I couldn’t help but sense irony when I came across the following airline advertisement in the terminal while I was reading Zizek’s First As Tragedy, Then As Farce: “Opt for more legroom on your next flight.”  
It was truly a Zizekian insight: “Opt” for more legroom?  As if the choice is up to me to pay more for my already-overpriced flight, to say nothing of already paying $20 for checking a bag (that was supposed to be due to 2008’s oil prices, which have long since fallen).  More than anything, is was the “Opt” that caught my eye, as if to say, “You must pay for more legroom!  If you don’t, what does this say about you?” I also heard recently that airlines will be decreasing legroom in an attempt to further pack bodies in the aircraft.  Like the way of our not having to pay for checking bags, legroom is becoming a thing of the past. 

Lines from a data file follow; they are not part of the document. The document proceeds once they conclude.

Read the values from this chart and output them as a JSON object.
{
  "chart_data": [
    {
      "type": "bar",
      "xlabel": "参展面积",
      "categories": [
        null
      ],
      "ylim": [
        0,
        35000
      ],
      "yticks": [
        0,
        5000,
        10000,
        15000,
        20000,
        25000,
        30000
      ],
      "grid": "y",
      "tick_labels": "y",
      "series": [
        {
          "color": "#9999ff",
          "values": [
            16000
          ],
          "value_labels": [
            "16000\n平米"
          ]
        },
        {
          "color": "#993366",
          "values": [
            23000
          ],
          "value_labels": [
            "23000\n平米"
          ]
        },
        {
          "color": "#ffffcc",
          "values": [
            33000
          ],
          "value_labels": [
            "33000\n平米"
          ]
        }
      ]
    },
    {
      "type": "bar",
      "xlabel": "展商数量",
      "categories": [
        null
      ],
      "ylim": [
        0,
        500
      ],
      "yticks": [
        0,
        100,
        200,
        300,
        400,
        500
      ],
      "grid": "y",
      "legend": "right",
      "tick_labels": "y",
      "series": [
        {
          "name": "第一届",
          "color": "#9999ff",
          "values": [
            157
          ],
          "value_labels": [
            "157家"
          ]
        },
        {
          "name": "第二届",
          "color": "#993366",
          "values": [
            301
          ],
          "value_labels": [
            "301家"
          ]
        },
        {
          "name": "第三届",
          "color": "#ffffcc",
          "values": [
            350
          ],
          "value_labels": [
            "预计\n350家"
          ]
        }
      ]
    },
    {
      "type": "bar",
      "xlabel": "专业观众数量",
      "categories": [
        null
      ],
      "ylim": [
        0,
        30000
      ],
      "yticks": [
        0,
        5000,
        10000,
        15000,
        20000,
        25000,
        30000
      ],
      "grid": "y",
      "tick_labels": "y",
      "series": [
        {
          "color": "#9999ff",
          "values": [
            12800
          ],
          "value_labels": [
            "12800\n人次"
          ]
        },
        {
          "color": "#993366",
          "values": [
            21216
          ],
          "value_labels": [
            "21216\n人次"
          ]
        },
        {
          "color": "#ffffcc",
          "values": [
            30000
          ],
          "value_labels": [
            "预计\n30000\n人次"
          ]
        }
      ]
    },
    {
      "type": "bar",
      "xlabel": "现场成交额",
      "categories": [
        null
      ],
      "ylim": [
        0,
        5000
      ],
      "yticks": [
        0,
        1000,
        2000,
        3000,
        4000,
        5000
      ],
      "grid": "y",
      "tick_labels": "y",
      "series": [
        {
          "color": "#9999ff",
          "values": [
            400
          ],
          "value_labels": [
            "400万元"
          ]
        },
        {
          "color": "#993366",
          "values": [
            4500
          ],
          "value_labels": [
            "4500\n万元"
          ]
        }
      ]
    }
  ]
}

So, it was nice to see Zizek validate this point further in the book when he describes a similar experience in a hotel room:
“On the information sheet in a New York hotel, I recently read: ‘Dear guest! To guarantee that you will fully enjoy your stay with us, this hotel is totally smoke-free.  For any infringement of this regulation, you will be charged $200.’  The beauty of this statement, taken literally, is that you are to be punished for refusing to fully enjoy your stay… The superego imperative to enjoy thus functions as the reversal of Kant’s ‘Du Kannst, deen du sollst!’  (You can, because you must!); it relies on a ‘You must, because you can!’  That is to say, the superego aspect of today’s ‘non-repressive’ hedonism (the constant provocation we are exposed to, enjoining us to go right to the end and explode all modes of jouissance) resides in the way permitted jouissance necessarily turns into obligatory jouissance.”